On the landing cost of petrol, Temilade Aduroja, an analyst with Renaissance Capital in a monitored broadcast said the investment bank had carried out an analysis on the landing cost of petrol from the Dangote refinery and found out that it would come to N169 per litre using their forecast of $61 per barrel in 2021, which is already higher than the regulated pump price of N145 per litre.
When asked about this, Omofoman said that “the reality is that it is easier for government to move the price to N160 or even to the landing cost of petrol from the Dangote refinery unlike the international landing cost.”
“That is why I’m saying a local refining of petrol is the critical component that is required to achieve the deregulation but it would not be immediate; it might be in phases or government might decide to take it out completely, depending on what approach government adopts, but the cost that would be passed down to Nigerians would not be as much as the cost if it was imported from overseas.”
Kareem noted that the refinery cannot independently push for deregulation, because “it does not necessarily require deregulation to survive, however, if the industry remains regulated until then, it is most likely the refinery will be selling directly to the government who can then resell at a subsidized price.”
Aduroja also shared Omofoman’s views about deregulation coming soon after the Dangote refinery comes on stream. She said that subsidy payments or “under recovery” as it is called is not economical. “Our base case, I think is that the government is going to have to deregulate especially with high oil prices, the government has already spent $1.3 billion in the first half of the year and that could increase.”
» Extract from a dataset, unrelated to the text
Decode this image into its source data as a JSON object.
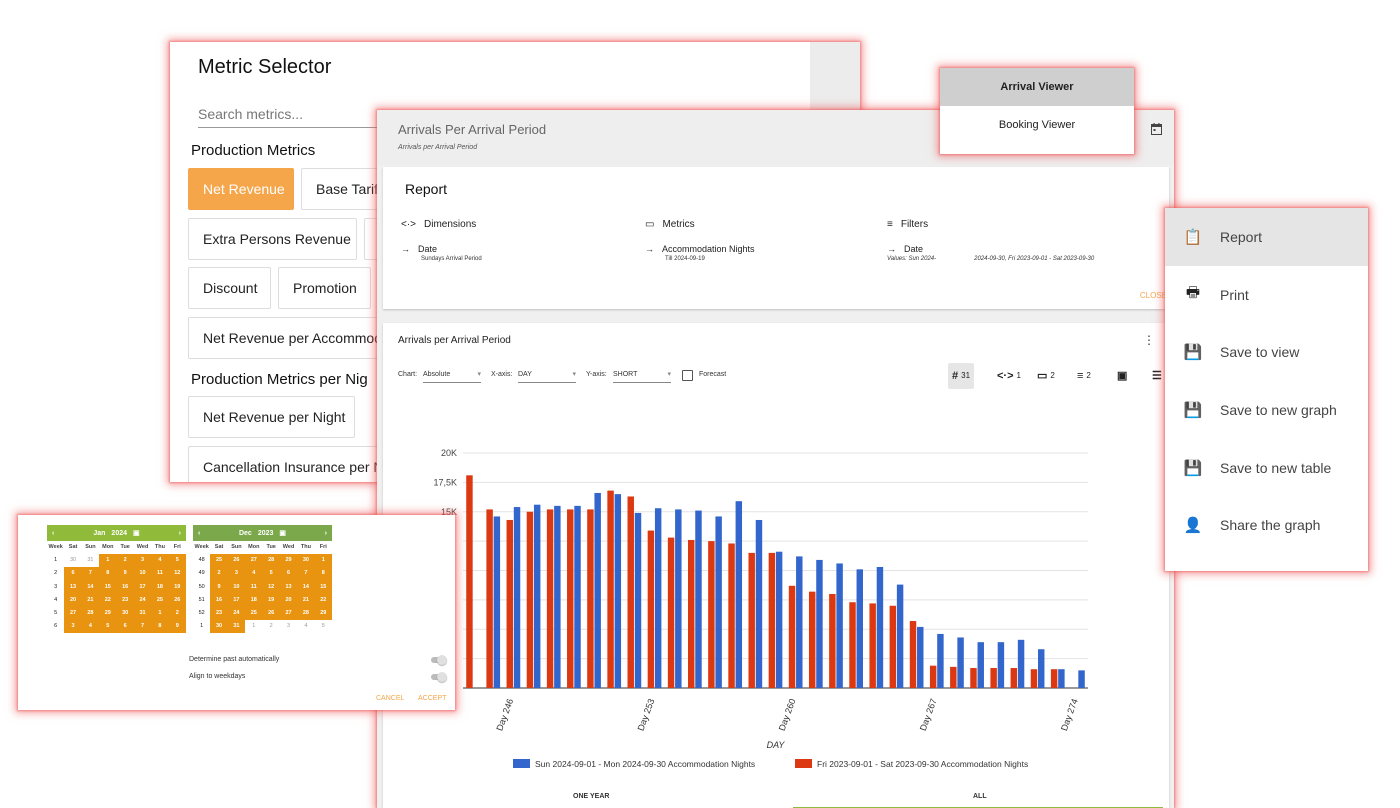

Kareem also commented that “nevertheless, deregulation of the downstream sector before the refinery comes online will foster seamless direct transaction between marketers and the refinery.”
Omofoman also explained that another benefit of the Dangote refinery is the barrels of crude oil Nigerian National Petroleum Corporation (NNPC) gets would be allotted to the refinery on a naira basis, which would reduce the pressure on the country’s foreign reserves.
“The other thing to note is that NNPC basically takes 450,000 barrels of crude, refines it abroad and does whatever it wants to do with it but those barrels can be allotted to Dangote on a naira basis, so in other words, it would reduce the foreign exchange impact on our reserves. Those are the critical things that the Dangote refinery would do for us and it would ultimately lead to an easier market to deregulate than how it is now,” Omofoma further explained.
He then said that anyone that tries to deregulate now just wants to push people in a manner that would be harmful to the economy. “So whilst it is good to deregulate, one also needs to look at the bigger picture, and you might be saving money deregulating but what you would need to offset the cost of deregulating might be more than the deregulation itself, the cost of cushing the deregulation and also the social cost, might be more than what we bargained for,” he pointed out.
Aduroja adds that the consumers will adjust to the deregulated price once it is carried out. “Remember a couple of years ago, when we increased to N145, after a while, everyone adjusted and got used to it, and according to National Bureau of Statistics (NBS), apart from Lagos and Abuja, some states are already paying higher.”